I don’t normally make it a habit to defend Samsung and Android but I thought I might as well put something out there in regards to the release of Android 9 on Samsung phones and the 6 month delay between it being ‘officially’ released by Google and it being made available to end users of Samsung phones. The first thing that is important to understand is that Android is like a ‘distribution’ like how one can see a GNU/Linux distribution being based on multiple projects that are all bought together and then tweaked/customised by the distributor itself to give it a unique look, feel and add features that end users might find useful.
In the case of Samsung though they’ve not only got to bring Android over and test it on their Exynos SoC but also fix up Android bugs that are found as their customisation is integrated back into it resulting an otherwise simple process into something more complex. Yes, yes, I know, in a perfect world we wouldn’t have heavily customised Samsung phones but it is the way in which vendors make their devices stand out from the rest – to give the Android on Samsung a uniquely Samsung experience when compared to what other vendors do.
Here is a good example, GNOME desktop has a particular release schedule but that isn’t necessarily going to line up with the release schedule for the OpenSUSE distribution so sometimes what you have a gap between when GNOME is released and when that updated GNOME rolls out to end users. Then add on top of that the OpenSUSE distribution folks building and testing for bugs – and sometimes the bugs that are specific to that particular distribution meaning that patches have to then be created to address the issues and then pushed upstream to their respective project source tree.
Given the dynamics of what happens in the Linux world one can apply the same sort of logic to Android where the code is released from Google to the AOSP then Samsung gets that code, merge it with their driver stack etc then test it, test it and test it some more then release it once it is ready.

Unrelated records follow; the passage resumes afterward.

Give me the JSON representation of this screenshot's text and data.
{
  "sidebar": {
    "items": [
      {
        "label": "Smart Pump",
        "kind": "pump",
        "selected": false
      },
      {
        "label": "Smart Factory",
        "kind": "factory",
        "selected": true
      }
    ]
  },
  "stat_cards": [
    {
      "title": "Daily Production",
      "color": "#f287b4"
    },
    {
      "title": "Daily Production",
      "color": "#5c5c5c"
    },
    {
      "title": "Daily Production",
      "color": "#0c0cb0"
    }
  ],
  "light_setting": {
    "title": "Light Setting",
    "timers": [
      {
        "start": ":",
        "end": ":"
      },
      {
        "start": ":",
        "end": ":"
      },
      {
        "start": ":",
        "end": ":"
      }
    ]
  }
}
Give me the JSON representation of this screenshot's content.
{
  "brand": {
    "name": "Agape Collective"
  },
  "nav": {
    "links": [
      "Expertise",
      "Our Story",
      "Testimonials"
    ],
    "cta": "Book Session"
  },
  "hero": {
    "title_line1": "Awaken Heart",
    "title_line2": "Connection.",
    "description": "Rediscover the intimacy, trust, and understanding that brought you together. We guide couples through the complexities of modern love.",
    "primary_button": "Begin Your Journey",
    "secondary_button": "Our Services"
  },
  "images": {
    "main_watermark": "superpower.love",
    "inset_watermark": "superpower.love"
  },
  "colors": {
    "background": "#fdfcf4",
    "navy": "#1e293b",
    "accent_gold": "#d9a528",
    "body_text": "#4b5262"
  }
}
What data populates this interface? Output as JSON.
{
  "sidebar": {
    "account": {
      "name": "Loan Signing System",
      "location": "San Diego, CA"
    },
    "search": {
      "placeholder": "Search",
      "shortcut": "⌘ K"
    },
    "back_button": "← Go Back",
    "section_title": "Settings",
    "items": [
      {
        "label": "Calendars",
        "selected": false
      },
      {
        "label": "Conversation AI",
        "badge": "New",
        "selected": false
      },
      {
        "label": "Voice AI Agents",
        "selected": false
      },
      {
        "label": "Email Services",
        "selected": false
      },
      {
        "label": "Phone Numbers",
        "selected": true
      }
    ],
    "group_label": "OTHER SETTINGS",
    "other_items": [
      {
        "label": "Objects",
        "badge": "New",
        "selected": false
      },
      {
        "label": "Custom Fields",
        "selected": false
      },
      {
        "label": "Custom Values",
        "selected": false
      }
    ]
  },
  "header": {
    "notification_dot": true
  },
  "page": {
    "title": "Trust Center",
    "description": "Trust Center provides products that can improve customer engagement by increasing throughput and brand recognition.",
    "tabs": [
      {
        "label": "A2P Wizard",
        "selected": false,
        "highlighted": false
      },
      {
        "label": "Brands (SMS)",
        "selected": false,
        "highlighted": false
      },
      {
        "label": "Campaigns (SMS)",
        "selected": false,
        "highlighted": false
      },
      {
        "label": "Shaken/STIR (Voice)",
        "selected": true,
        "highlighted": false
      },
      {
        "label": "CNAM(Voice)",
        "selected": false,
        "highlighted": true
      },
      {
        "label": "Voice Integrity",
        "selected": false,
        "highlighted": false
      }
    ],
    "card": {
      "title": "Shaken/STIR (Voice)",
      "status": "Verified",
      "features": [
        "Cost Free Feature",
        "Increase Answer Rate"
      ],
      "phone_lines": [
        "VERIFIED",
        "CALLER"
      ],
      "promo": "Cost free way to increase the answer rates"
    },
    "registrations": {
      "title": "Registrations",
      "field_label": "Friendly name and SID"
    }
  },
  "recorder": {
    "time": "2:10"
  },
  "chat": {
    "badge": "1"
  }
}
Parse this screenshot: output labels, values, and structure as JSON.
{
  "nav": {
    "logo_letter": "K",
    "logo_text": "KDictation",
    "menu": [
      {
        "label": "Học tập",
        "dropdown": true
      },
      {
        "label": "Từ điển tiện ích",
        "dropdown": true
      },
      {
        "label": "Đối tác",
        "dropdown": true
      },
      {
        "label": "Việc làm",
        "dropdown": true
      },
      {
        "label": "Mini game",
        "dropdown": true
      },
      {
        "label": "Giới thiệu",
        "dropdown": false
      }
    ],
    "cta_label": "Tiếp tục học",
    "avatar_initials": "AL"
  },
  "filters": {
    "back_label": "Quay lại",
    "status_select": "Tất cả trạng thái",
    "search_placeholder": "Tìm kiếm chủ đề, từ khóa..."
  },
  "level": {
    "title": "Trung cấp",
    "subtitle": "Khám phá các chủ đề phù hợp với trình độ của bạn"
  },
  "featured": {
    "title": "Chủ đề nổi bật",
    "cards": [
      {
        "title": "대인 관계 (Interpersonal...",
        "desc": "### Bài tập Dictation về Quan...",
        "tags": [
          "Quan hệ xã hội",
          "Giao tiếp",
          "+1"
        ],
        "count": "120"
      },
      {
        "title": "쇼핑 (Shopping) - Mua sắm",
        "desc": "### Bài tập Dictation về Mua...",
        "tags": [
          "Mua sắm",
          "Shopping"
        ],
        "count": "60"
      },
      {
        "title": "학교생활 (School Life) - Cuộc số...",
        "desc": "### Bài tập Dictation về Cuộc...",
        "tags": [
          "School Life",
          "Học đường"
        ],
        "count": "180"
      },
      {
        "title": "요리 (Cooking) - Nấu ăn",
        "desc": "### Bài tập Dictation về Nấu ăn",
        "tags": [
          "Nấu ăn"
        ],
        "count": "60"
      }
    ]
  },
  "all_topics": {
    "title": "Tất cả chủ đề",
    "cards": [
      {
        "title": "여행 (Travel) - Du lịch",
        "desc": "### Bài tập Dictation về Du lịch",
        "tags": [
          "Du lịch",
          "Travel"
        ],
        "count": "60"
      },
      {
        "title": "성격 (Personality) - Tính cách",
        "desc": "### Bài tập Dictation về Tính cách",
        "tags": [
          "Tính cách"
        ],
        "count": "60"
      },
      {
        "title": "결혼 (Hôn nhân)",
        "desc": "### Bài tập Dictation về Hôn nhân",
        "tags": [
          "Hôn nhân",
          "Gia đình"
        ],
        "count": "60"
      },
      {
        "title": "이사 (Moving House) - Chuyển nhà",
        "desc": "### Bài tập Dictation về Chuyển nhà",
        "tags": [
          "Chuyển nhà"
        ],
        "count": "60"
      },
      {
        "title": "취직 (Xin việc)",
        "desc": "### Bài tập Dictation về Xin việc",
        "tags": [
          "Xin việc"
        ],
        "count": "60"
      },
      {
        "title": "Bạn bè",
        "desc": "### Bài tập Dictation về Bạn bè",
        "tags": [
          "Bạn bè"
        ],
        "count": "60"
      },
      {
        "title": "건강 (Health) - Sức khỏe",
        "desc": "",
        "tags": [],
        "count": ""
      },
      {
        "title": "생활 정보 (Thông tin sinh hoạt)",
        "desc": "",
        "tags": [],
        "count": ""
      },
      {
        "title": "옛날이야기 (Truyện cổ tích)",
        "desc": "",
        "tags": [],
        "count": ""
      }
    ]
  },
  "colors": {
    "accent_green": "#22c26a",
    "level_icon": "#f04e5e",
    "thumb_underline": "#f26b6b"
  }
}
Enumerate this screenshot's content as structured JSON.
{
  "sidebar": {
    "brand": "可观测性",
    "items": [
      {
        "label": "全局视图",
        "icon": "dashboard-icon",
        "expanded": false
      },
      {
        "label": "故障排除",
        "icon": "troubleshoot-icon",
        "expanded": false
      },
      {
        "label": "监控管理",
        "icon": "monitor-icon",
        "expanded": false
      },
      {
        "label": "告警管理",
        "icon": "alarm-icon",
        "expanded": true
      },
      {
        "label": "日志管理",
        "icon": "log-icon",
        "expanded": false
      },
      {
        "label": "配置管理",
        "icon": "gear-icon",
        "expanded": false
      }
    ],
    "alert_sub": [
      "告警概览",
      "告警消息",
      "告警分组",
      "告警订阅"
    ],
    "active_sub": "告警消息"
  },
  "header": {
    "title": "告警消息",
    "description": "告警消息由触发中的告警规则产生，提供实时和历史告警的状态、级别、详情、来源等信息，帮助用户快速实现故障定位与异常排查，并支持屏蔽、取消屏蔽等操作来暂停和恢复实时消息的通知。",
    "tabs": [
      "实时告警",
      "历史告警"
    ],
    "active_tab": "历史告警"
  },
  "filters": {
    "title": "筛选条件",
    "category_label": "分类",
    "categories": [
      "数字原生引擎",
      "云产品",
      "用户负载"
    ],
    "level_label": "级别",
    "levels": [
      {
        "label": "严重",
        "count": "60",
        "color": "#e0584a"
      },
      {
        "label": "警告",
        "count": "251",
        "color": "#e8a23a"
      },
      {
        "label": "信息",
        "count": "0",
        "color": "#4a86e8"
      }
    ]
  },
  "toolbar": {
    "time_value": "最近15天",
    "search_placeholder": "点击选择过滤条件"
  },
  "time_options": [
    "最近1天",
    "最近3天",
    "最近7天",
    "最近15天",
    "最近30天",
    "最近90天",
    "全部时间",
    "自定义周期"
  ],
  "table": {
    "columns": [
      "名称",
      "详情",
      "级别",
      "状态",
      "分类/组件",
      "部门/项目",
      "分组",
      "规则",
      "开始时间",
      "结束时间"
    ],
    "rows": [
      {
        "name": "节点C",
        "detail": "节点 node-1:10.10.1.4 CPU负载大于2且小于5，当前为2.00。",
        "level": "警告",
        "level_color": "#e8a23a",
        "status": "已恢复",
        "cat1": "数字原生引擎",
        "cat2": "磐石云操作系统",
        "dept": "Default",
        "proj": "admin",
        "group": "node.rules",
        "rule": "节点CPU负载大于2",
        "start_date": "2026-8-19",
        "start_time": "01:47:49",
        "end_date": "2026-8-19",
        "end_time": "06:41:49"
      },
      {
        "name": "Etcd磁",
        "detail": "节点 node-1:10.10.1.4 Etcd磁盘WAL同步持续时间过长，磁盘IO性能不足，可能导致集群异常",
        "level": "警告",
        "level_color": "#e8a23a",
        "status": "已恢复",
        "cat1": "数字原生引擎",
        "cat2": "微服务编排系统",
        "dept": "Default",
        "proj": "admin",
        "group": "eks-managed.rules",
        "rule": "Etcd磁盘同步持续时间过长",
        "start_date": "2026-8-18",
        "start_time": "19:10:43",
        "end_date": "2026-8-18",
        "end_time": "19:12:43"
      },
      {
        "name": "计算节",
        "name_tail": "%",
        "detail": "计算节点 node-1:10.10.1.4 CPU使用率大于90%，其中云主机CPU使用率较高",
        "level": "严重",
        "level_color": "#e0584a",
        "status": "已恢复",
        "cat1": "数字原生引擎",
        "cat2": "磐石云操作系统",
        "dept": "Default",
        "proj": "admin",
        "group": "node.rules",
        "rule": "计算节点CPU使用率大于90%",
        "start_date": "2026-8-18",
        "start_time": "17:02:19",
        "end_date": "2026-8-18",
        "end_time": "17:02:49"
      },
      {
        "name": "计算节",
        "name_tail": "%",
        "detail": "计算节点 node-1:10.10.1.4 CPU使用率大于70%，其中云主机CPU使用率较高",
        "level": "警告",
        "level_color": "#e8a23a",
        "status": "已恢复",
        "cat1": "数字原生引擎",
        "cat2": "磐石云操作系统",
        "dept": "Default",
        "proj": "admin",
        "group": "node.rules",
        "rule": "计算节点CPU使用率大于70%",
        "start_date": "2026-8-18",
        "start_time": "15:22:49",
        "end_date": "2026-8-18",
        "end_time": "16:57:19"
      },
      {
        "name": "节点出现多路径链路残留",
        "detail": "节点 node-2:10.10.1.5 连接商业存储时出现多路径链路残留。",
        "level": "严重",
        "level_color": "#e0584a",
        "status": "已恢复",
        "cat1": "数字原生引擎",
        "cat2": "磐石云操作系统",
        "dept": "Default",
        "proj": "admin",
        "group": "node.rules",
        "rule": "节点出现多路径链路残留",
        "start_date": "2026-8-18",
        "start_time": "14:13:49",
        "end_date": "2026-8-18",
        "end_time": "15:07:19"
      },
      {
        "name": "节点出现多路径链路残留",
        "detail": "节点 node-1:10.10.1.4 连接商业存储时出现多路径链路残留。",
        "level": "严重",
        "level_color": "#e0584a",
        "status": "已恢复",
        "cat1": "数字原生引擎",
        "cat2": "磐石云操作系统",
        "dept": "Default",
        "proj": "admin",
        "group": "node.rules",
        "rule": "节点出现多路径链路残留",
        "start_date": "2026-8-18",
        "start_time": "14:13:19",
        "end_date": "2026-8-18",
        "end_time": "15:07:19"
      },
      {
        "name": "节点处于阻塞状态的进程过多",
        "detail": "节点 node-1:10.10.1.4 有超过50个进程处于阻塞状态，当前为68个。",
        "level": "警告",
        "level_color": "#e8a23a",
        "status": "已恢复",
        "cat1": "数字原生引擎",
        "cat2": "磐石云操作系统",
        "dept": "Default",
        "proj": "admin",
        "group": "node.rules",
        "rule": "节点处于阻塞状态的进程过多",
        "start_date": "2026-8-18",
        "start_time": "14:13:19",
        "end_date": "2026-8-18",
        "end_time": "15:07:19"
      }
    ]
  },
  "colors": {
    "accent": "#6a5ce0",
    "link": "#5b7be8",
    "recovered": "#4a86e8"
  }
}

In other words, view the ‘release’ of Android as a code drop and follow the schedule set by the OEM (in other words view what you have on your phone as “Samsung Android” which has its own release schedule like how OpenSUSE has its own release schedule) – in the case of Samsung they release upgrades 6-8 months after the Android code drop which places it inline with the summer/spring (northern hemisphere) which is just before the usual announcement of new Samsung phones.
Now, regarding security updates, not every update is going to be relevant to your particular OEM hence it might not be necessary to push out an update for a security issue because your phone isn’t impacted by it. For example, in the latest January security update there are 4 security related fixes for the ext4 filesystem but if your vendor doesn’t use it then does it need updating? There is an update for Dragon BSP support from nVidia so unless your device uses that piece of hardware then your hardware isn’t impacted. That doesn’t even go into the various Qualcomm components where 6 of them are specific to Qualcomm so if you have an Exynos SoC then you’re left unaffected by it.
Then there is the other factor, as mentioned further up, as problems arise the vendor will make patches so there is a good to fair chance that the problem is resolved not to mention that the vendor could also pull down the code up to the latest security patch plus also additional patches that have been made so a ‘January 2019’ update might include more than just that patch thus it isn’t entirely accurate to just look at what patch level it is as it is possible that it could also fix more than just what is listed in the security bulletin for that particular month.